App Deployment Policy

BigFix MCM enables you to configure application policies to install applications from the App store on the Android, iOS, and iPadOS devices.

About this task

Before creating an app deployment policy, ensure the required Apps are added to the App Catalog.

Creating an app deployment policy

To create an app deployment policy, perform these steps:

Procedure

  1. Log in to BigFix WebUI.
  2. Go to Apps > MCM.
  3. Click Create Policy on the top right corner.
  4. From the list of policy types, select App Deployment. The following page appears.

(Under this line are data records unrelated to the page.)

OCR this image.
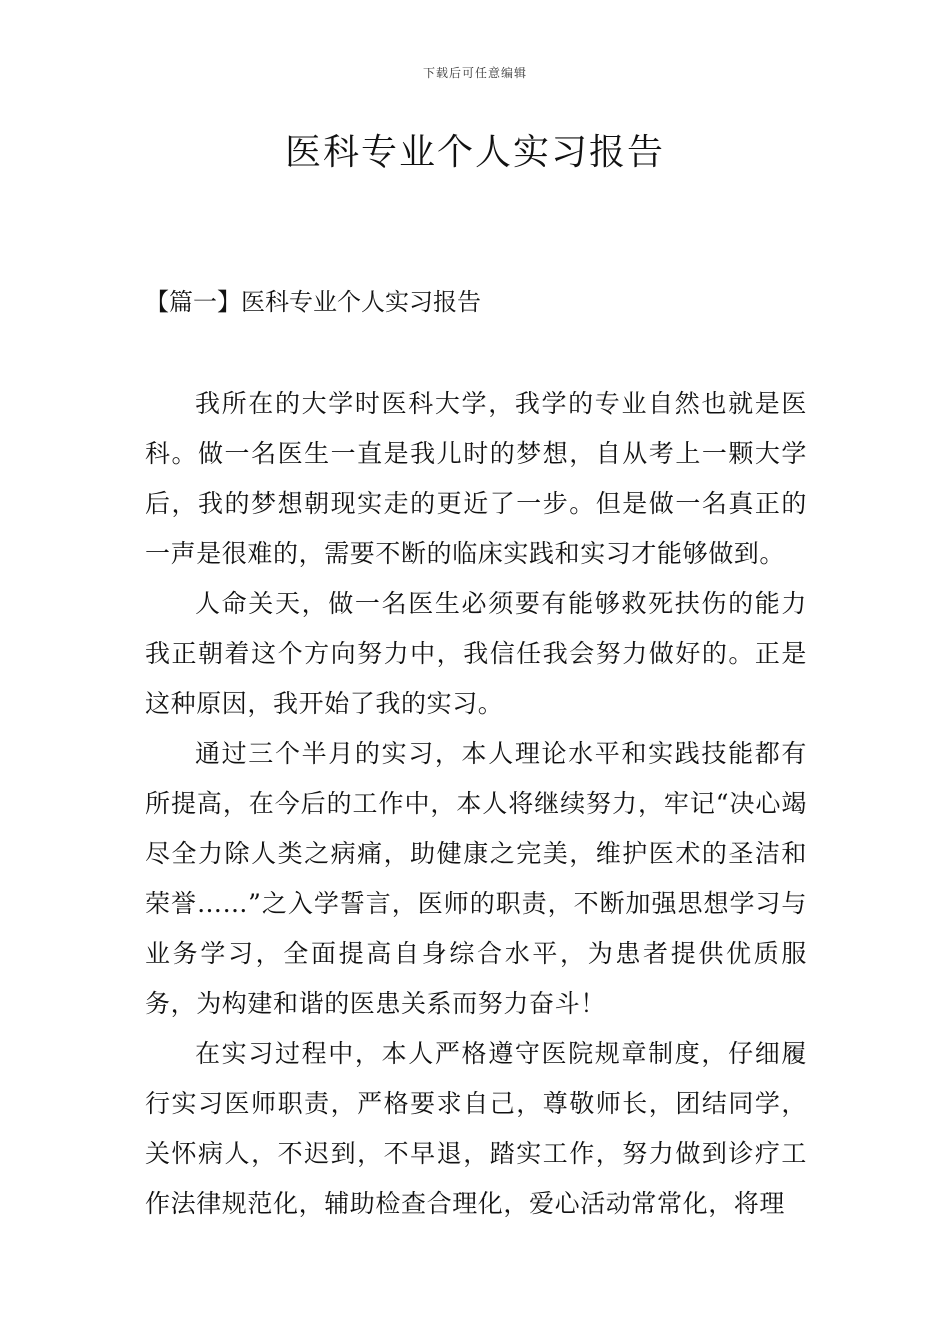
下载后可任意编辑
医科专业个人实习报告
【篇一】医科专业个人实习报告

我所在的大学时医科大学，我学的专业自然也就是医科。做一名医生一直是我儿时的梦想，自从考上一颗大学后，我的梦想朝现实走的更近了一步。但是做一名真正的一声是很难的，需要不断的临床实践和实习才能够做到。

人命关天，做一名医生必须要有能够救死扶伤的能力我正朝着这个方向努力中，我信任我会努力做好的。正是这种原因，我开始了我的实习。

通过三个半月的实习，本人理论水平和实践技能都有所提高，在今后的工作中，本人将继续努力，牢记“决心竭尽全力除人类之病痛，助健康之完美，维护医术的圣洁和荣誉……”之入学誓言，医师的职责，不断加强思想学习与业务学习，全面提高自身综合水平，为患者提供优质服务，为构建和谐的医患关系而努力奋斗！

在实习过程中，本人严格遵守医院规章制度，仔细履行实习医师职责，严格要求自己，尊敬师长，团结同学，关怀病人，不迟到，不早退，踏实工作，努力做到诊疗工作法律规范化，辅助检查合理化，爱心活动常常化，将理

  5. Under the General Settings section, enter app deployment Policy Name and Description.
  6. Select the Operating System.
  7. From the Assign Policy to Site drop-down, select the site.
  8. Configure the operating system specific settings. You can set the permissions globally for all the apps in the app policy. You can also set permissions for individual app in the policy as required by selecting the app and clicking . You can see the settings set for an app on the fly when you hover over the mouse on the icon.
    Android
    Default Settings for all apps:

    Distribute as an offer: If enabled, the apps become available for download or installation on Android devices through various methods, such as app marketplaces, websites, or direct distribution. Enable or disable the option to distribute the apps as an offer to the end users.

    Permission Settings
    • Default Permission Policy: The permission set as Default Permission Policy is applicable globally for all the applications that are installed through the app policy. Admins can choose from the following options when setting a default runtime permission policy for the managed Android apps.
      • Prompt - prompt the user to grant permission to install apps. This is the default option. Device users can either choose to allow installation of the apps or cancel it.
      • Grant - automatically grant permission to install the managed apps without user intervention
      • Deny - automatically deny permission to prevent unauthorized app installation
    • Manage Individual Permissions: Based on the Apps selected, WebUI displays the list of permissions. IT admins can remotely set permissions to prevent applications from gaining access to data or control over a device. For example, the ability to read the user's contacts, external storage or location are runtime permissions. The user has to explicitly grant these permission for the application. However, for managed Google Play applications, administrators can configure and enforce these permissions from WebUI. Select Prompt, Grant, or Deny for individual permissions. For more details on the permissions listed, see the official Android documentation at https://developer.android.com/reference/android/Manifest.permission.
    • Customise the permission by apps: If you want to configure per-app permissions, you can do that by selecting the app and clicking the edit icon for the app and selecting individual permissions.
    Note: Deployment of this Appstore policy removes any previously deployed work profile applications that are not specified in this policy.
    iOS/iPadOS
    Default Settings for all apps: The permission set as Default Settings is applicable globally for all the applications that are installed through the app policy.
    iOS default settings

    iOS default settings
    • Removed with MDM Profile: Enable this setting if you want to remove the app when MDM profile is removed.
    • Prevent Backup: Enable this setting to prevent backup of app data.
    • Assume Management: If enabled, once the MDM profile is installed, the device "assumes management." This means that BigFix can now manage the device's settings, security policies, app installations, and other configurations.
      Note: This option is applicable only for VPP apps. Enable this setting for delivering apps to supervised Apple devices only. Do not select this option if the app is to be delivered to an Apple user enrolled device, as that option is not allowed for BYOD enrollments. For more information, see Known limitations.
    • Install As Managed: If enabled,when the app configuration profile is applied to the devices, the apps are installed as "Managed" on those devices. That means, IT administrators can install and manage the apps specified in the policy. IT admins can remotely deploy and install applications on macOS devices; push specific configuration settings and preferences to the application; enforce security policies, compliance requirements, and access controls; track application usage; gather data for reporting; and perform troubleshooting or updates as needed; install updates and patches of the apps; remove the apps from devices when necessary.
    Individual app settings: If you want to configure per-app settings, you can do that by selecting clicking the edit button available for the respective app.
    iOS Individual app setting
  9. Select apps: This grid lists all the apps added to the app catalog. Select the desired app and configure settings as needed.
  10. Click Save.

Results

App deployment policy is created and is ready to deploy.

When the policy is deployed, the device receives a notification that a set permission or action is being performed on the device by the device manager. The permission manager in the device shows the permission that are applied.

Note: Android: When you deploy a new policy, it removes any work profile apps that are installed previously but are not specified in the new policy.